The paper addresses an important problem in Cognitive Diagnosis: open student learning environment diagnosis, which is important as the online learning paradigm continues to evolve.
The method proposed by this paper is both sound and effective.
The paper is clearly written, with appropriate figures, tables, and equations.
The experiments design is thorough and extensive, providing comprehensive evidence for the claims made

缺点

This paper is clearly written with abundant experiments. I only have questions with a few details.

The preliminary experiment mentioned in the introduction and Appendix B shows that directly replacing id-embedding with textual embedding fails to benefit CDMs.
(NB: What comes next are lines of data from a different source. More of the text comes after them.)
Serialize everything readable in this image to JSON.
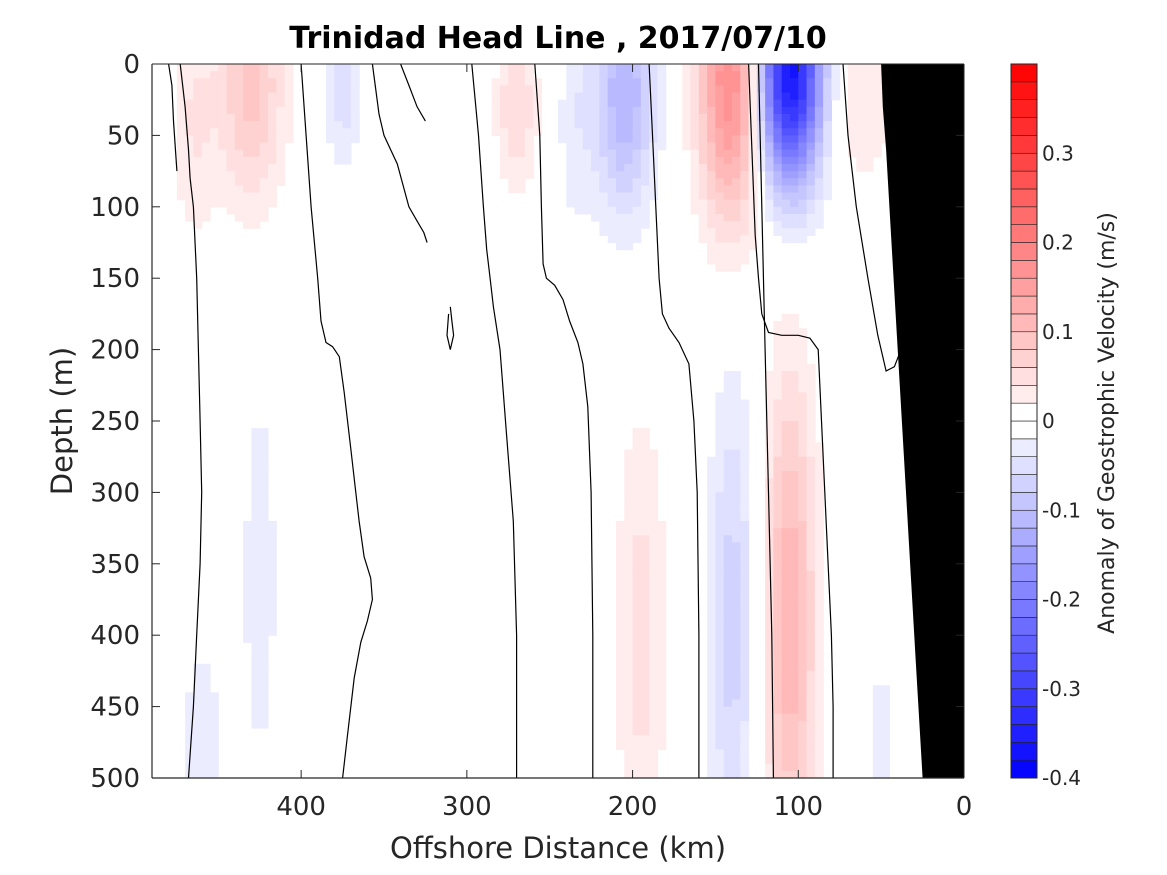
{
  "chart_data": {
    "type": "heatmap",
    "title": "Trinidad Head Line , 2017/07/10",
    "xlabel": "Offshore Distance (km)",
    "ylabel": "Depth (m)",
    "xlim": [
      490,
      0
    ],
    "ylim": [
      0,
      500
    ],
    "y_reversed": true,
    "x_reversed": true,
    "x_ticks": [
      400,
      300,
      200,
      100,
      0
    ],
    "y_ticks": [
      0,
      50,
      100,
      150,
      200,
      250,
      300,
      350,
      400,
      450,
      500
    ],
    "colorbar": {
      "label": "Anomaly of Geostrophic Velocity (m/s)",
      "range": [
        -0.4,
        0.4
      ],
      "step": 0.02,
      "ticks": [
        -0.4,
        -0.3,
        -0.2,
        -0.1,
        0,
        0.1,
        0.2,
        0.3
      ],
      "colormap": "blue-white-red",
      "neg_color": "#0000ff",
      "pos_color": "#ff0000"
    },
    "bottom_color": "#000000",
    "grid": false,
    "features": [
      {
        "x": 430,
        "depth": 15,
        "value": 0.09,
        "sx": 14,
        "sy": 60,
        "note": "positive"
      },
      {
        "x": 465,
        "depth": 40,
        "value": 0.04,
        "sx": 10,
        "sy": 60
      },
      {
        "x": 375,
        "depth": 20,
        "value": -0.05,
        "sx": 7,
        "sy": 40
      },
      {
        "x": 270,
        "depth": 30,
        "value": 0.06,
        "sx": 9,
        "sy": 40
      },
      {
        "x": 235,
        "depth": 40,
        "value": -0.03,
        "sx": 8,
        "sy": 60
      },
      {
        "x": 205,
        "depth": 20,
        "value": -0.12,
        "sx": 13,
        "sy": 60
      },
      {
        "x": 140,
        "depth": 10,
        "value": 0.19,
        "sx": 14,
        "sy": 70
      },
      {
        "x": 105,
        "depth": 5,
        "value": -0.38,
        "sx": 14,
        "sy": 55
      },
      {
        "x": 65,
        "depth": 20,
        "value": 0.04,
        "sx": 18,
        "sy": 50
      },
      {
        "x": 140,
        "depth": 390,
        "value": -0.07,
        "sx": 10,
        "sy": 120
      },
      {
        "x": 105,
        "depth": 390,
        "value": 0.12,
        "sx": 11,
        "sy": 120
      },
      {
        "x": 195,
        "depth": 400,
        "value": 0.05,
        "sx": 11,
        "sy": 110
      },
      {
        "x": 425,
        "depth": 360,
        "value": -0.03,
        "sx": 9,
        "sy": 120
      },
      {
        "x": 460,
        "depth": 470,
        "value": -0.03,
        "sx": 10,
        "sy": 60
      },
      {
        "x": 50,
        "depth": 470,
        "value": -0.025,
        "sx": 8,
        "sy": 60
      }
    ],
    "zero_contours": [
      [
        [
          480,
          0
        ],
        [
          478,
          15
        ],
        [
          477,
          40
        ],
        [
          475,
          75
        ]
      ],
      [
        [
          473,
          0
        ],
        [
          470,
          30
        ],
        [
          468,
          60
        ],
        [
          467,
          80
        ],
        [
          465,
          100
        ],
        [
          463,
          150
        ],
        [
          462,
          200
        ],
        [
          461,
          250
        ],
        [
          460,
          300
        ],
        [
          461,
          350
        ],
        [
          463,
          400
        ],
        [
          465,
          450
        ],
        [
          468,
          500
        ]
      ],
      [
        [
          400,
          0
        ],
        [
          397,
          50
        ],
        [
          394,
          100
        ],
        [
          390,
          150
        ],
        [
          388,
          180
        ],
        [
          385,
          195
        ],
        [
          381,
          198
        ],
        [
          377,
          205
        ],
        [
          374,
          230
        ],
        [
          370,
          270
        ],
        [
          367,
          300
        ],
        [
          365,
          320
        ],
        [
          362,
          345
        ],
        [
          358,
          360
        ],
        [
          357,
          375
        ],
        [
          360,
          390
        ],
        [
          364,
          405
        ],
        [
          368,
          430
        ],
        [
          372,
          470
        ],
        [
          375,
          500
        ]
      ],
      [
        [
          357,
          0
        ],
        [
          353,
          35
        ],
        [
          350,
          50
        ],
        [
          342,
          70
        ],
        [
          335,
          100
        ],
        [
          330,
          110
        ],
        [
          326,
          118
        ],
        [
          324,
          125
        ]
      ],
      [
        [
          340,
          0
        ],
        [
          335,
          15
        ],
        [
          330,
          30
        ],
        [
          325,
          40
        ]
      ],
      [
        [
          310,
          170
        ],
        [
          309,
          180
        ],
        [
          308,
          190
        ],
        [
          310,
          200
        ],
        [
          312,
          190
        ],
        [
          311,
          175
        ]
      ],
      [
        [
          297,
          0
        ],
        [
          293,
          50
        ],
        [
          290,
          100
        ],
        [
          288,
          130
        ],
        [
          286,
          150
        ],
        [
          284,
          170
        ],
        [
          280,
          200
        ],
        [
          276,
          260
        ],
        [
          272,
          320
        ],
        [
          270,
          400
        ],
        [
          270,
          500
        ]
      ],
      [
        [
          259,
          0
        ],
        [
          256,
          50
        ],
        [
          255,
          100
        ],
        [
          254,
          140
        ],
        [
          252,
          150
        ],
        [
          247,
          155
        ],
        [
          242,
          165
        ],
        [
          238,
          180
        ],
        [
          233,
          195
        ],
        [
          230,
          210
        ],
        [
          227,
          240
        ],
        [
          225,
          300
        ],
        [
          224,
          400
        ],
        [
          224,
          500
        ]
      ],
      [
        [
          190,
          0
        ],
        [
          188,
          50
        ],
        [
          186,
          100
        ],
        [
          184,
          150
        ],
        [
          182,
          175
        ],
        [
          178,
          185
        ],
        [
          172,
          195
        ],
        [
          166,
          210
        ],
        [
          163,
          250
        ],
        [
          161,
          300
        ],
        [
          160,
          400
        ],
        [
          160,
          500
        ]
      ],
      [
        [
          130,
          0
        ],
        [
          128,
          60
        ],
        [
          126,
          120
        ],
        [
          124,
          150
        ],
        [
          122,
          175
        ],
        [
          118,
          188
        ],
        [
          110,
          190
        ],
        [
          100,
          190
        ],
        [
          93,
          192
        ],
        [
          88,
          200
        ],
        [
          86,
          250
        ],
        [
          84,
          300
        ],
        [
          82,
          350
        ],
        [
          80,
          400
        ],
        [
          79,
          450
        ],
        [
          79,
          500
        ]
      ],
      [
        [
          73,
          0
        ],
        [
          70,
          50
        ],
        [
          65,
          100
        ],
        [
          58,
          150
        ],
        [
          52,
          190
        ],
        [
          47,
          215
        ],
        [
          42,
          212
        ],
        [
          38,
          200
        ]
      ],
      [
        [
          124,
          0
        ],
        [
          122,
          100
        ],
        [
          120,
          200
        ],
        [
          118,
          300
        ],
        [
          116,
          400
        ],
        [
          115,
          500
        ]
      ],
      [
        [
          44,
          0
        ],
        [
          42,
          50
        ],
        [
          41,
          120
        ],
        [
          40,
          160
        ],
        [
          39,
          190
        ]
      ]
    ],
    "bathymetry": [
      [
        25,
        500
      ],
      [
        29,
        420
      ],
      [
        35,
        300
      ],
      [
        40,
        200
      ],
      [
        45,
        100
      ],
      [
        47,
        60
      ],
      [
        49,
        30
      ],
      [
        50,
        0
      ]
    ]
  }
}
Can this experiment be considered as an ablation study that removes the exercise refiner in the DFCD framework?
The performance of exercise refiner is only evaluated by how these exercises are clustered, but not how they benefit the final prediction of CD models.
Some typos: Line 136, Attribue -> Attribute; Line 310, Postive -> Positive;

问题

The exercise refiner shown in Figure 6 aims at providing textual information that is useful for CD (e.g.: what kind of skills students should have to complete the exercise). However, the summarization could omit detailed information for specific exercises. Two different exercises could have the same refined results.

撤稿通知

2024-12-03

I have read and agree with the venue's withdrawal policy on behalf of myself and my co-authors.